Est-ce vrai qu’il fricotait avec les dames du quartier ? De quoi vivait-il ? Pourquoi n’a-t-il pas fait la guerre ? Pourquoi n’a-t-il pas été mobilisé ? Pourquoi y avait-il toujours du riz à la maison ? Est-ce vrai qu’il était de la pègre ? Pourquoi n’a-t-il pas été arrêté ? Qu’est-ce que cette histoire de Vietminh ? Que s’est-il passé après le départ soudain de Marcello quand il avait 10 ans ? A-t-il su réellement le déroulé du meurtre ? Y a-t-il eu des règlements de compte ?

Marcello bouillonne. Il cherche à trouver la meilleure méthode pour parler avec Benito L. Cela fait deux heures maintenant qu’ils sont ensemble. 120 minutes, côte à côte, à faire comme s’ils regardaient la télé sur laquelle rien ne se passe, mais tout se répète inlassablement, ponctuant les silences par des banalités sur la météo ou d’autres sujets tout aussi dénués d’intérêts.

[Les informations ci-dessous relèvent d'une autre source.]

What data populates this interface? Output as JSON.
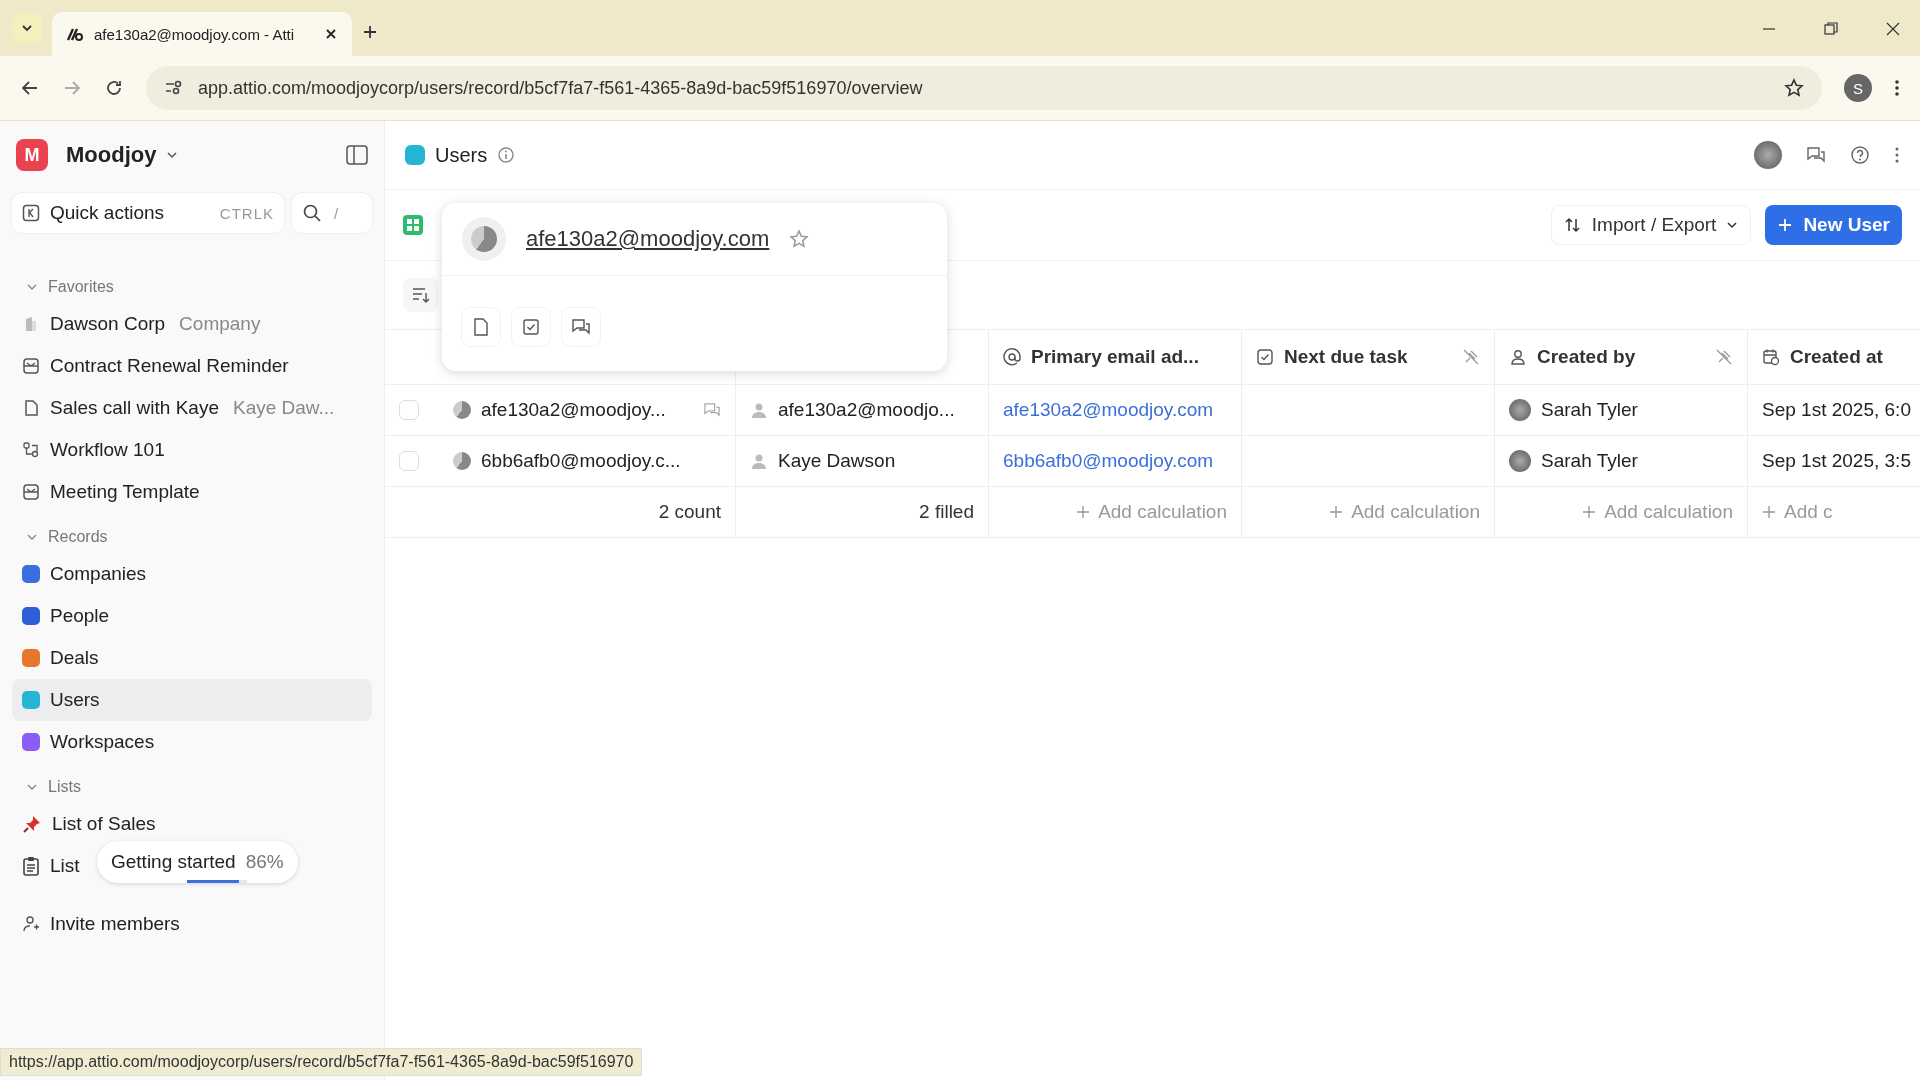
{
  "browser": {
    "tab_title": "afe130a2@moodjoy.com - Atti",
    "url": "app.attio.com/moodjoycorp/users/record/b5cf7fa7-f561-4365-8a9d-bac59f516970/overview",
    "profile": "S",
    "status_url": "https://app.attio.com/moodjoycorp/users/record/b5cf7fa7-f561-4365-8a9d-bac59f516970"
  },
  "sidebar": {
    "workspace": "Moodjoy",
    "workspace_initial": "M",
    "quick_actions": "Quick actions",
    "shortcut": "CTRLK",
    "search_shortcut": "/",
    "sections": [
      {
        "title": "Favorites",
        "items": [
          {
            "label": "Dawson Corp",
            "sub": "Company",
            "kind": "company",
            "selected": false
          },
          {
            "label": "Contract Renewal Reminder",
            "kind": "template",
            "selected": false
          },
          {
            "label": "Sales call with Kaye",
            "sub": "Kaye Daw...",
            "kind": "note",
            "selected": false
          },
          {
            "label": "Workflow 101",
            "kind": "workflow",
            "selected": false
          },
          {
            "label": "Meeting Template",
            "kind": "template",
            "selected": false
          }
        ]
      },
      {
        "title": "Records",
        "items": [
          {
            "label": "Companies",
            "kind": "object",
            "color": "#3b6fe0",
            "selected": false
          },
          {
            "label": "People",
            "kind": "object",
            "color": "#2f5fd6",
            "selected": false
          },
          {
            "label": "Deals",
            "kind": "object",
            "color": "#e8772e",
            "selected": false
          },
          {
            "label": "Users",
            "kind": "object",
            "color": "#23b5d3",
            "selected": true
          },
          {
            "label": "Workspaces",
            "kind": "object",
            "color": "#8b5cf6",
            "selected": false
          }
        ]
      },
      {
        "title": "Lists",
        "items": [
          {
            "label": "List of Sales",
            "kind": "pin",
            "selected": false
          },
          {
            "label": "List",
            "kind": "clipboard",
            "selected": false
          }
        ]
      }
    ],
    "getting_started": {
      "label": "Getting started",
      "percent": "86%",
      "level": 0.86
    },
    "invite": "Invite members"
  },
  "header": {
    "title": "Users",
    "import_export": "Import / Export",
    "new_button": "New User"
  },
  "popover": {
    "title": "afe130a2@moodjoy.com"
  },
  "table": {
    "columns": [
      {
        "label": "Primary email ad...",
        "kind": "email"
      },
      {
        "label": "Next due task",
        "kind": "task"
      },
      {
        "label": "Created by",
        "kind": "person"
      },
      {
        "label": "Created at",
        "kind": "date"
      }
    ],
    "rows": [
      {
        "name": "afe130a2@moodjoy...",
        "user": "afe130a2@moodjo...",
        "email": "afe130a2@moodjoy.com",
        "created_by": "Sarah Tyler",
        "created_at": "Sep 1st 2025, 6:0",
        "checked": false
      },
      {
        "name": "6bb6afb0@moodjoy.c...",
        "user": "Kaye Dawson",
        "email": "6bb6afb0@moodjoy.com",
        "created_by": "Sarah Tyler",
        "created_at": "Sep 1st 2025, 3:5",
        "checked": false
      }
    ],
    "footer": [
      "2 count",
      "2 filled",
      "Add calculation",
      "Add calculation",
      "Add calculation",
      "Add c"
    ]
  }
}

Il y a 60 ans ou plus peut-être, il a vu passer devant chez lui pour la 1ère fois le gamin Marcello. Étrangement, même s’ils ne sont pas intimes, ils se connaissent, ils ont une histoire commune, un passé ancien partagé. Bien qu’il en ait horreur, Marcello a amené des bières, dont il sait que Benito en abuse. Avec perversité, il en a acheminé plus qu’il n’en faut. Histoire de changer son rituel, il demande où se trouvaient les verres. Pas question de s’enfiler le breuvage comme de vulgaires poivrots. Posé sur la table, chacun tient fermement son verre dans sa main.

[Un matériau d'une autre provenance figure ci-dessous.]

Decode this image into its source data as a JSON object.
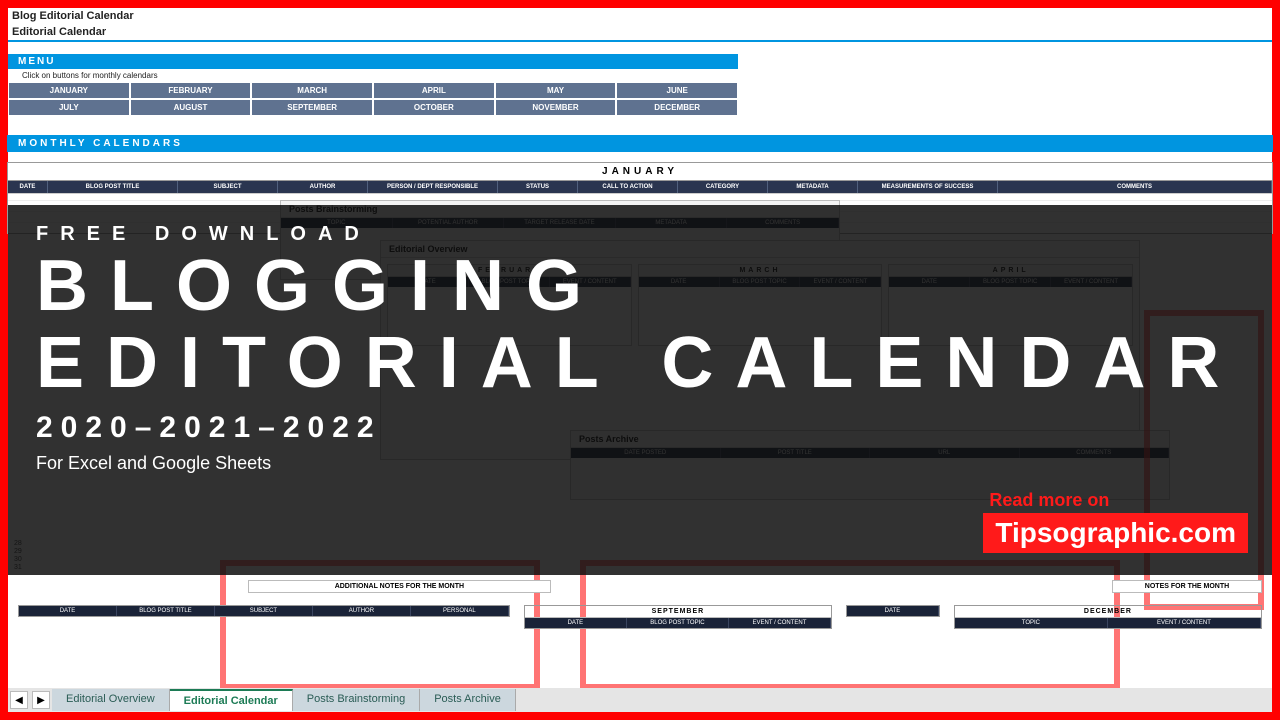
{
  "doc": {
    "title": "Blog Editorial Calendar",
    "subtitle": "Editorial Calendar"
  },
  "menu": {
    "label": "MENU",
    "note": "Click on buttons for monthly calendars",
    "row1": [
      "JANUARY",
      "FEBRUARY",
      "MARCH",
      "APRIL",
      "MAY",
      "JUNE"
    ],
    "row2": [
      "JULY",
      "AUGUST",
      "SEPTEMBER",
      "OCTOBER",
      "NOVEMBER",
      "DECEMBER"
    ]
  },
  "mc_label": "MONTHLY CALENDARS",
  "january": {
    "title": "JANUARY",
    "cols": [
      "DATE",
      "BLOG POST TITLE",
      "SUBJECT",
      "AUTHOR",
      "PERSON / DEPT RESPONSIBLE",
      "STATUS",
      "CALL TO ACTION",
      "CATEGORY",
      "METADATA",
      "MEASUREMENTS OF SUCCESS",
      "COMMENTS"
    ]
  },
  "panels": {
    "posts_brainstorm": {
      "title": "Posts Brainstorming",
      "cols": [
        "TOPIC",
        "POTENTIAL AUTHOR",
        "TARGET RELEASE DATE",
        "METADATA",
        "COMMENTS"
      ]
    },
    "editorial_overview": {
      "title": "Editorial Overview",
      "mini": {
        "labels": [
          "FEBRUARY",
          "MARCH",
          "APRIL"
        ],
        "cols": [
          "DATE",
          "BLOG POST TOPIC",
          "EVENT / CONTENT"
        ]
      },
      "notes": "ADDITIONAL NOTES FOR THE MONTH",
      "notes_right": "NOTES FOR THE MONTH"
    },
    "posts_archive": {
      "title": "Posts Archive",
      "cols": [
        "DATE POSTED",
        "POST TITLE",
        "URL",
        "COMMENTS"
      ]
    }
  },
  "bottom": {
    "dates_start": 28,
    "dates": [
      "28",
      "29",
      "30",
      "31"
    ],
    "footer_blocks": [
      {
        "title": "",
        "cols": [
          "DATE",
          "BLOG POST TITLE",
          "SUBJECT",
          "AUTHOR",
          "PERSONAL"
        ]
      },
      {
        "title": "SEPTEMBER",
        "cols": [
          "DATE",
          "BLOG POST TOPIC",
          "EVENT / CONTENT"
        ]
      },
      {
        "title": "",
        "cols": [
          "DATE"
        ]
      },
      {
        "title": "DECEMBER",
        "cols": [
          "TOPIC",
          "EVENT / CONTENT"
        ]
      }
    ]
  },
  "tabs": {
    "items": [
      "Editorial Overview",
      "Editorial Calendar",
      "Posts Brainstorming",
      "Posts Archive"
    ],
    "active_index": 1
  },
  "overlay": {
    "kicker": "FREE DOWNLOAD",
    "main1": "BLOGGING",
    "main2": "EDITORIAL CALENDAR",
    "years": "2020–2021–2022",
    "subtitle": "For Excel and Google Sheets",
    "brand_top": "Read more on",
    "brand": "Tipsographic.com"
  }
}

Comme si cela devait être un signe, l’ampoule au plafond s’éteint puis se rallume. La lumière oblique d’été envahit la pièce, un rayon de soleil pénètre et illumine tous les fragments de poussière qui volent au vent. Autour du faisceau lumineux, c’est la pénombre, éclairée de temps en temps par la couleur de la télévision qui rayonne au-delà de la table roulante sur laquelle elle est posée.  Il n’a pas fini son verre, Marcello le sert à nouveau. « Juste une gorgée » dit-il. Sottement, il l’imagine en confiance.

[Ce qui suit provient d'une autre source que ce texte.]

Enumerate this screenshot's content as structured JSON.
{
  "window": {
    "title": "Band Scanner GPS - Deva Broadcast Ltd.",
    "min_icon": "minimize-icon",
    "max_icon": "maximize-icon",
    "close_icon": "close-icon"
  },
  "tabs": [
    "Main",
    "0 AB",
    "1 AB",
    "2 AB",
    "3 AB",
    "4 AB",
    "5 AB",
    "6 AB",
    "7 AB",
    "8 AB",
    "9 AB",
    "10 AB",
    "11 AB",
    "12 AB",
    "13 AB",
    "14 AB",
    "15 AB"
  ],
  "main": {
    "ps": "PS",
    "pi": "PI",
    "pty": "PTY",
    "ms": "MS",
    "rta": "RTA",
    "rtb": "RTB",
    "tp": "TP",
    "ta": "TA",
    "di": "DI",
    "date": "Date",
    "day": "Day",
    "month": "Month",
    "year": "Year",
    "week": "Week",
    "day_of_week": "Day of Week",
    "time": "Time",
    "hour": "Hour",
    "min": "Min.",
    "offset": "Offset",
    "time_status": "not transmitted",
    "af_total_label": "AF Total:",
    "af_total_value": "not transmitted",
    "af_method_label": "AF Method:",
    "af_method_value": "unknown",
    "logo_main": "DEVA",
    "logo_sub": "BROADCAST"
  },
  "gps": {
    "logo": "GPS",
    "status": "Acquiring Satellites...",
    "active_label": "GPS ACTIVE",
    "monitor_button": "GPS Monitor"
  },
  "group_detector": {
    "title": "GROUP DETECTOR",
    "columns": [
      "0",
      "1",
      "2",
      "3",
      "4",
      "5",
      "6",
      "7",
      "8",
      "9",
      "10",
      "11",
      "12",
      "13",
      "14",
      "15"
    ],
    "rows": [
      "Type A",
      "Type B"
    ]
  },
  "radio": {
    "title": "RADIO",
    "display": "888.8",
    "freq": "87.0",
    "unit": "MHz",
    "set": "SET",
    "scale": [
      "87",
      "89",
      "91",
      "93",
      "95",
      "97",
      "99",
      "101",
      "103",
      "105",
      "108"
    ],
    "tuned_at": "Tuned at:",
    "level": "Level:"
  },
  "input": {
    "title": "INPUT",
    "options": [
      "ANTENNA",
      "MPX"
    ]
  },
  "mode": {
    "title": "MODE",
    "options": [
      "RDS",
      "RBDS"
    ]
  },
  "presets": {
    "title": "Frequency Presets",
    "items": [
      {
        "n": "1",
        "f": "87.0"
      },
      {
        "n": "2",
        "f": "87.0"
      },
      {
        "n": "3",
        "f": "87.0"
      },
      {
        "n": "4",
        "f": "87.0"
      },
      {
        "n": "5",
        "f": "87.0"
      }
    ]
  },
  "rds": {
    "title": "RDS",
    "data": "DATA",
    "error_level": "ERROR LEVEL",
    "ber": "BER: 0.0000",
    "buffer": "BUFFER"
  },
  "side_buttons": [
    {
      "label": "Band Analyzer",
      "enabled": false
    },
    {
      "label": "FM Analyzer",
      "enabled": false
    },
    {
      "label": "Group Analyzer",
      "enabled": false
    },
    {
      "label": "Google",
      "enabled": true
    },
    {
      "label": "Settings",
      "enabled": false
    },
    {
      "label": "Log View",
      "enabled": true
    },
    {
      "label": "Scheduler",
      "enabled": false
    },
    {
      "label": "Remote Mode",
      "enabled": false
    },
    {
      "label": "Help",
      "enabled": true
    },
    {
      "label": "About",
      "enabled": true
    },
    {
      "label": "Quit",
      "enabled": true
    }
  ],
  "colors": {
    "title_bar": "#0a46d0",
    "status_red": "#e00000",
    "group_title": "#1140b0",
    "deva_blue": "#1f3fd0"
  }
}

– “Si ce n’est pas maintenant, ce ne sera jamais, ou ce sera trop tard. Il faut que je me lance,” se dit Marcello qui lui montre quelques-unes de ses photos illustrant des articles puis il reprend :

– « J’aimerai bien faire votre portrait »

Comme s’il acceptait la proposition, l’homme grogne un très court instant. Il ne donne pas l’impression d’avoir très envie de faire durer ce moment de simili-communication au-delà du temps du sourire de Marcello qui perçoit une sorte d’acquiescement tacite qui élimine toute sorte de refus.

– « On pourrait en profiter pour parler un peu de votre vie ? ». 

A la commissure des lèvres, un brin de sourire prend forme. Ses joues, mal rasées, remontent d’un cran. Son front se plisse. Il caresse sa moustache style 1900. Elle ondule au passage de ses deux doigts. Au souvenir de son passé, l’homme reprendrait-il vie ? Au fond, il est peut-être satisfait de la question. Son mutisme qui fermait définitivement la porte à tout dialogue, est brutalement rompu. Un petit moment de vie, sympathique, hors du temps, semble naître furtivement. Sans qu’aucune autre partie de son corps ne bouge, il lève légèrement les yeux au ciel, une petite étincelle jaillit, il regarde l’ampoule éteinte, qui se balance au gré des courants d’air, et d’une voix douce, incroyablement douce, avec un accent peut être italien ou espagnol, il lâche avec un air incroyablement, étonnamment rieur, ces quelques mots : « il ne vaut mieux pas qu’on sache ! ».